Wednesday, 9 December 2009

Whose God is Allah? [news]


Religion can be a tense affair in Malaysia.

Roughly two thirds of the population is Muslim, and religious minorities have repeatedly accused the government of undermining their rights.

The interception by Malaysian authorities of thousands of Bibles bound for Christians in the country has produced the latest flashpoint.

The reason - the Bibles use the word Allah to describe God, and that's been banned by the government.

It says the risk of causing upset to Muslims is too great.

Muslim groups claim that Christian use of a word so closely associated with Islam in Bibles and children's books could be aimed at winning converts.

Religion is closely associated with ethnicity in Malaysia, with ethnic Malays obliged to be Muslim.

Ethnic Indians and Chinese who practise Hinduism and Buddhism are welcome to convert to Islam, but Muslims are not allowed to adopt another faith.

The Malaysian government confiscated 5,000 Bibles earlier this year as they were imported from Indonesia, and it has now intercepted another 10,000.

But Christian leaders - representing a little under 10% of the population - say Malays have been using the word Allah to refer generally to God for hundreds of years.

Christians are now fighting back.

An Evangelical church launched a legal action in an attempt to win the right to refer to God as Allah in children's books.

The Roman Catholic Church has also gone to court after its newspaper in Malaysia was threatened with the loss of its licence if it continued to use the word.

Christians are turning the issue into one about how minorities are treated in Malaysia.

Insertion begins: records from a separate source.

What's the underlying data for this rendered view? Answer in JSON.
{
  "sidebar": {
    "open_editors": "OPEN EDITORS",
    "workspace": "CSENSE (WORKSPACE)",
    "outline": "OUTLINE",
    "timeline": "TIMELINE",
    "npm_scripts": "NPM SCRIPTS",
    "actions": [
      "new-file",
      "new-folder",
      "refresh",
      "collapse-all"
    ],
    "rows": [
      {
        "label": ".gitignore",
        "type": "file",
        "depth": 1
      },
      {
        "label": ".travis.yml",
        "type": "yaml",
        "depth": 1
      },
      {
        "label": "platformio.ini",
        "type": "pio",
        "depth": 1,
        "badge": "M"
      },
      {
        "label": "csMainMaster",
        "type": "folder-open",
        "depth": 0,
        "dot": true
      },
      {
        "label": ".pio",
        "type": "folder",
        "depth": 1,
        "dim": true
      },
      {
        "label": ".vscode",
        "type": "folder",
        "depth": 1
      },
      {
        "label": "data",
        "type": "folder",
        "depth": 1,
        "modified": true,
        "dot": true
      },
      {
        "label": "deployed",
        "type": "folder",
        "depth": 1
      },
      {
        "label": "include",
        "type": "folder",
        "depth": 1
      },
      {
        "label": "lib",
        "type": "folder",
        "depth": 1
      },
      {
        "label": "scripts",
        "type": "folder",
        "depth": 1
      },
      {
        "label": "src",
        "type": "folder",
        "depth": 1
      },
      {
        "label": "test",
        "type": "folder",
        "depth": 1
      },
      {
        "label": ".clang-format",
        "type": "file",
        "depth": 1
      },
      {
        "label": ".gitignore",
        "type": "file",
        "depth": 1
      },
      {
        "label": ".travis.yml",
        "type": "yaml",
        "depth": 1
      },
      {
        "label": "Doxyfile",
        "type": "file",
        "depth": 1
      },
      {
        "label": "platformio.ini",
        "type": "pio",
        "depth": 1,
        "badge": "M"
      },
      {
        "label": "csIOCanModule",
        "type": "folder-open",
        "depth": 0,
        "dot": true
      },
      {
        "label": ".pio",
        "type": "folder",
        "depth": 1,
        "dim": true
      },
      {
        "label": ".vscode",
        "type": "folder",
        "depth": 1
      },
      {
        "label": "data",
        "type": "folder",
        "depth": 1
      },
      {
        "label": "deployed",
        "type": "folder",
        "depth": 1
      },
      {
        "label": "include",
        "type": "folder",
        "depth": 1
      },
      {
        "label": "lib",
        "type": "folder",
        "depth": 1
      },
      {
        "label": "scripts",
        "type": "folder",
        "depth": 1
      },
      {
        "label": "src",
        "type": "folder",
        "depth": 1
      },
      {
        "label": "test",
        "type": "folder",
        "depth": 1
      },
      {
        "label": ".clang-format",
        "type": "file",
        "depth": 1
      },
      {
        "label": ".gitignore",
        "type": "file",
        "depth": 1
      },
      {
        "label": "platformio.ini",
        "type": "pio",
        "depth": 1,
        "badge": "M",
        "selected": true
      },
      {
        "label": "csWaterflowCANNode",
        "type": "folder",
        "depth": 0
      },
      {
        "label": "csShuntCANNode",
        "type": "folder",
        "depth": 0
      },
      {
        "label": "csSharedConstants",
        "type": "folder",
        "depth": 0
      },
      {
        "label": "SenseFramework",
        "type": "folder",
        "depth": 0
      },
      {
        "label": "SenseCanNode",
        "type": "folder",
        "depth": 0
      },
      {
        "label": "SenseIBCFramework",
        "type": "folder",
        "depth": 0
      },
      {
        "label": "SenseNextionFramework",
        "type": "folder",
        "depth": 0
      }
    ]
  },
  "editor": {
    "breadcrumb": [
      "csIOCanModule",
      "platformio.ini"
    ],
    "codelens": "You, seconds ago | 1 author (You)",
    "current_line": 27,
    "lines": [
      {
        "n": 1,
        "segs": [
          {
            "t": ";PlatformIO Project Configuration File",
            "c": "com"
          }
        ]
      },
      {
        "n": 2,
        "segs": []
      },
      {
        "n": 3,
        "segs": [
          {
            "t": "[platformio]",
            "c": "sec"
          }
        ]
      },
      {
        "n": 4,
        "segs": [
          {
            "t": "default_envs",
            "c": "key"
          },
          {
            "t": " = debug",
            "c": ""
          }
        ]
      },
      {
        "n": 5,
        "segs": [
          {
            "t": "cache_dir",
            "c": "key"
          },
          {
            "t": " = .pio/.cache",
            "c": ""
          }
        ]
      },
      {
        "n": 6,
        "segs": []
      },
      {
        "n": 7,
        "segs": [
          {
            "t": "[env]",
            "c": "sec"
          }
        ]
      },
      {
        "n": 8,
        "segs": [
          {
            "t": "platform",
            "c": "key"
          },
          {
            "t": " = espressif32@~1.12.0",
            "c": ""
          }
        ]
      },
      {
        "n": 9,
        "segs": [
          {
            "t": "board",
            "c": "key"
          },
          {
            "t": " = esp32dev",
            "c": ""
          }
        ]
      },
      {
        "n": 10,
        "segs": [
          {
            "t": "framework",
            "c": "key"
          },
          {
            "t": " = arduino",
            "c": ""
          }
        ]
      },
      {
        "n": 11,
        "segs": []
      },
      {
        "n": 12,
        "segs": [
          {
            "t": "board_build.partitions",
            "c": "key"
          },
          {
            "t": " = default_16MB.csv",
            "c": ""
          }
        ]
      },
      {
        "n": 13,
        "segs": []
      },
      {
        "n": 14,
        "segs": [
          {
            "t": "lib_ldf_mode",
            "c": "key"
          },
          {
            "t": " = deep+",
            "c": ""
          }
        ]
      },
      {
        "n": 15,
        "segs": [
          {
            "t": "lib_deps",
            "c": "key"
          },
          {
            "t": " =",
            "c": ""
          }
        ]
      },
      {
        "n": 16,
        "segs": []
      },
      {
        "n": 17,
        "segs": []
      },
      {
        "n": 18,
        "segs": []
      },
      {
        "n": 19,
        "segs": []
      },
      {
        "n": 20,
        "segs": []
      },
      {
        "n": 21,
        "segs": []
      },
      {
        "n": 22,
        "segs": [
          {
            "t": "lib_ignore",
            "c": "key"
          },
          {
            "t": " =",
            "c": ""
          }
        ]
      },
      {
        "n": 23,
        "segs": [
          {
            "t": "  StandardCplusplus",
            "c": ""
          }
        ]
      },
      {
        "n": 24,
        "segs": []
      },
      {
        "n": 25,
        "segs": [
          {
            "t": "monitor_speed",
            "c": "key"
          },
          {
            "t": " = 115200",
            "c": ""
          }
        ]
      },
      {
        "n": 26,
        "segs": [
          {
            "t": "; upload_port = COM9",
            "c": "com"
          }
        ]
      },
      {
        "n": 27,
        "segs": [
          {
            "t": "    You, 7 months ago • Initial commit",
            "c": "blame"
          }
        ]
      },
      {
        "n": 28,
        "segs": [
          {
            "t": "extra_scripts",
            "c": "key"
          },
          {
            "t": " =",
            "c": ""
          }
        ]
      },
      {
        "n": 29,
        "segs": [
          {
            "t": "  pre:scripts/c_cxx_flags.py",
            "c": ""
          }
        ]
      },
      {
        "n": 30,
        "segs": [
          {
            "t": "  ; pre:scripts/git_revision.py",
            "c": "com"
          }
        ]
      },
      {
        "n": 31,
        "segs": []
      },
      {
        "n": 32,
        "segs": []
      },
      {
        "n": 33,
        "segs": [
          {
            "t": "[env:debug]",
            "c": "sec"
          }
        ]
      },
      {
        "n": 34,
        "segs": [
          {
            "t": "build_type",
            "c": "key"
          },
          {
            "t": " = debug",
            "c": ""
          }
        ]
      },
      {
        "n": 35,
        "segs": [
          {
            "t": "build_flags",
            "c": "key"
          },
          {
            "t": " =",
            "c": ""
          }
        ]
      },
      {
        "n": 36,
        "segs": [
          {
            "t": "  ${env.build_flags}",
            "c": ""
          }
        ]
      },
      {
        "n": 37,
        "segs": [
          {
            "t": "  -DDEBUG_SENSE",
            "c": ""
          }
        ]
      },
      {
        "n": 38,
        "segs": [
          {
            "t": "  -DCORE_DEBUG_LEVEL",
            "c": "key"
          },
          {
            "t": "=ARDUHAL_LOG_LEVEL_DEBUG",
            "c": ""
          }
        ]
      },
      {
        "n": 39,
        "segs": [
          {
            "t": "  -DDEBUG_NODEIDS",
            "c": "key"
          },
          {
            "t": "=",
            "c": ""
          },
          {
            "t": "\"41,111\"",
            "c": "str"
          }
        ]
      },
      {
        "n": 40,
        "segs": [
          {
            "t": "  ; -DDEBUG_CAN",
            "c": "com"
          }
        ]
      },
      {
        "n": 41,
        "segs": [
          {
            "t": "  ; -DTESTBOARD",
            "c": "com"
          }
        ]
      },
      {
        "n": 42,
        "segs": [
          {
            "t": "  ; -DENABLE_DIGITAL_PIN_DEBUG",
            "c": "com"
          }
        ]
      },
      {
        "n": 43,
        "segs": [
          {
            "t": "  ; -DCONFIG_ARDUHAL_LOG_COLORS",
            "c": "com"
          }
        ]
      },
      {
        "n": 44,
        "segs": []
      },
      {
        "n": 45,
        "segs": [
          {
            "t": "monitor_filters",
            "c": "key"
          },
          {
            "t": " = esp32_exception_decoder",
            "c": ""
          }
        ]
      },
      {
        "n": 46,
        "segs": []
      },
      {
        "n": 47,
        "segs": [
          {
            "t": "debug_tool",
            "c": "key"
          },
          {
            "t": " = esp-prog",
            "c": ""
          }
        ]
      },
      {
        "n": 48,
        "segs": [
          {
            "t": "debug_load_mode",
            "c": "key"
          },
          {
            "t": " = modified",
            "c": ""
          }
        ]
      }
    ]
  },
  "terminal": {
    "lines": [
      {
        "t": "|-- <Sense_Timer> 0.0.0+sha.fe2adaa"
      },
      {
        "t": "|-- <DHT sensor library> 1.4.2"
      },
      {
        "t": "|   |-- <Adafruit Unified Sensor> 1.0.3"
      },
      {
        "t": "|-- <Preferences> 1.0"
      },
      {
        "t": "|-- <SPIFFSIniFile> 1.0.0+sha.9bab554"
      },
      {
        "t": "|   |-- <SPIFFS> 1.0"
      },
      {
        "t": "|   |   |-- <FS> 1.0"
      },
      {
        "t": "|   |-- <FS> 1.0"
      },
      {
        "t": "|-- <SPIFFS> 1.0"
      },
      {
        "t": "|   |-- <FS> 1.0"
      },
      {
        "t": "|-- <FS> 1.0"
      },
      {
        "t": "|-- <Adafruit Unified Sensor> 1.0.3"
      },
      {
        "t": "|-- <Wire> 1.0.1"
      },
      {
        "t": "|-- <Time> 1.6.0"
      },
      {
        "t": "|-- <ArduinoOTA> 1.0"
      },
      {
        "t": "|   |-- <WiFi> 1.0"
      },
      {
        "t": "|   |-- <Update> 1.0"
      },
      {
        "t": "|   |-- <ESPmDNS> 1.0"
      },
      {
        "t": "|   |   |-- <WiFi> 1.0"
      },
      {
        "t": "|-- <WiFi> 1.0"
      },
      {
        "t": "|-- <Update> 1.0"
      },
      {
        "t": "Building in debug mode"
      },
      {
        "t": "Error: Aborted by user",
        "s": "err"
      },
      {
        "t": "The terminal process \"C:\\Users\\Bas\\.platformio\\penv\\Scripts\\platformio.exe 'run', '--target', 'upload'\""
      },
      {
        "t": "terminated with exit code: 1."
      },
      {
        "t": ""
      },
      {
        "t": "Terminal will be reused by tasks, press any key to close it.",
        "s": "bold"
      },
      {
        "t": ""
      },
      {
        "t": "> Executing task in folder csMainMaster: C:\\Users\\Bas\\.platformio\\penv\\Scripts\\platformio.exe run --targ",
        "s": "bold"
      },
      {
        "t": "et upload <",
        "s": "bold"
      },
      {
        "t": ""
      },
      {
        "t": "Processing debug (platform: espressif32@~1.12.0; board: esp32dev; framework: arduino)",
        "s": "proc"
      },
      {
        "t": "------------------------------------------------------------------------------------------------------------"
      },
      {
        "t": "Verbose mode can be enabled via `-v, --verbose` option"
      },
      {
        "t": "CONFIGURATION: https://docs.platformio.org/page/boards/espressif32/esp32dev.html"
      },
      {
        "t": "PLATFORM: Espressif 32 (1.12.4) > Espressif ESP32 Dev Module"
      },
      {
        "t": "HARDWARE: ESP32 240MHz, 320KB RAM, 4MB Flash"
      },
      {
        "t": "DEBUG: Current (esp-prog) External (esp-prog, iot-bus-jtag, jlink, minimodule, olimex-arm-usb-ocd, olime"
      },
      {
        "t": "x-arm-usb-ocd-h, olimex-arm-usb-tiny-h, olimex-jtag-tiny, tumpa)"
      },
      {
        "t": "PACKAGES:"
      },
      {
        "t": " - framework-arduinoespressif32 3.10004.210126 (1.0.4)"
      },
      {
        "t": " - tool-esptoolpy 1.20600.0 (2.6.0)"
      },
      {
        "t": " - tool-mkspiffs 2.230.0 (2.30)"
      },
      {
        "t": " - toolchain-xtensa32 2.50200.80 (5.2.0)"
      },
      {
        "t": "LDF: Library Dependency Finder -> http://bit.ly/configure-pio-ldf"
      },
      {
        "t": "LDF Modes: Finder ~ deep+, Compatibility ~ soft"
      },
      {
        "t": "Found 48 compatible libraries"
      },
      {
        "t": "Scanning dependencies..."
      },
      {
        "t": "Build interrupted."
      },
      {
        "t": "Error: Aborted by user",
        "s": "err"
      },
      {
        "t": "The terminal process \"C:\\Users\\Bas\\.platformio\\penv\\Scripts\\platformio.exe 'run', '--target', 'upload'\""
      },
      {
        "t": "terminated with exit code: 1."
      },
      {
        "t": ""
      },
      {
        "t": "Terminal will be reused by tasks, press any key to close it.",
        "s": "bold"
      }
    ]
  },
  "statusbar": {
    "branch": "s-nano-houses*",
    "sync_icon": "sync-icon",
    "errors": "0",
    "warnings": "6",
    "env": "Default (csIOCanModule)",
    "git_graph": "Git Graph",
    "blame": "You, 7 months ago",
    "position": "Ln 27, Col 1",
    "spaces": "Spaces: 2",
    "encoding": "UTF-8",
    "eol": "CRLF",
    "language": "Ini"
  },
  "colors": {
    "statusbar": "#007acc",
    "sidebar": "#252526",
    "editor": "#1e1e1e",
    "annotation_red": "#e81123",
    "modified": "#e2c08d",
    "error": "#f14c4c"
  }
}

The Christian Federation of Malaysia says the country's constitution guarantees freedom of religion, and it's asking whether that can still be meaningful if Christians are denied Bibles which use their own language.


SWISS DECIDE ON MINARETS

When the treatment of Christian minorities in Muslim-majority countries becomes an issue, Christian-majority countries are apt to compare it unfavourably with the equality they give to Muslims.
There are about 100 mosques across Switzerland


But strict equality - at least in the architectural arena - is up for debate in one Christian-majority country: Switzerland.

Later this month the Swiss will vote in a referendum on whether to ban the construction of minarets in the country.

The proposal came from right-of-centre groups and is backed by Switzerland's biggest political party, the far-right Swiss People's Party.

There are about 100 mosques serving some 300,000 Swiss Muslims and small minarets are not unknown - although they're not used for calls to prayer.

Muslims have found allies among Switzerland's Jewish population, who have claimed that the plan would threaten religious harmony and hold up the integration of Muslims.

As in Malaysia, the constitution is being invoked by opponents of the proposal.

The two largest Jewish groups said the referendum infringed religious freedom, a concept enshrined in the Swiss constitution.

ITALIANS CROSS ABOUT CRUCIFIXES

Part of the Swiss People's Party's argument against minarets is that they are a symbol of political power - more than they are about religion.

Now with a ruling from the European Court of Human Rights against the use of crucifixes in Italian schools, the same claim is being made for this symbol of Christianity.

Soile Lautsi wants to give her children a secular education and objected to the presence of a crucifix in every classroom at their school in northern Italy.

A law dating back to the 1920s requires crucifixes to be hung in Italian schools.

The European Court said the compulsory display of a symbol of a given religion in public buildings violated the rights of parents to educate their children as they wished.
A law from the 1920s requires crucifixes to be hung in Italian schools


The ruling has produced an angry response from politicians and church leaders who say the crucifix is much more than a religious symbol in Italy.

Education Minister Mariastella Gelmini said the crucifix was a "symbol of our tradition", not a mark of Catholicism.

The Reverend Frederico Lombardi said the European court should not interfere in what was a profoundly Italian issue, and said it was wrong to imply that the crucifix could be a sign of division or exclusion.

Soile Lautsi's case is similar to one brought in 1995 by a parent in the German state of Bavaria.

A German constitutional court decided it was against religious freedom for crucifixes to be imposed in classrooms.

The Bavarian parliament came up with a new law, requiring the removal of crucifixes - but only if a parent insisted.

The US Supreme Court has also had to decide whether religious symbols break the constitution, and its separation of church and state.

It recently ruled against the positioning of framed copies of the 10 Commandments in two courtrooms in Kentucky, because they had a "predominantly religious purpose".

However, the court did acknowledge that even the 10 Commandments - taken from the Book of Exodus in the Bible - could be displayed, if it was done to illustrate the country's legal history.

It said a monument outside a government building in Texas could continue to display the Commandments, which the Bible describes being given to Moses by God.

But even without court rulings some Italian Christians suspect that long-established traditions are under threat by the changing atmosphere.

Among the casualties, they complain that schools are abandoning nativity plays for fear of offending people from other faiths.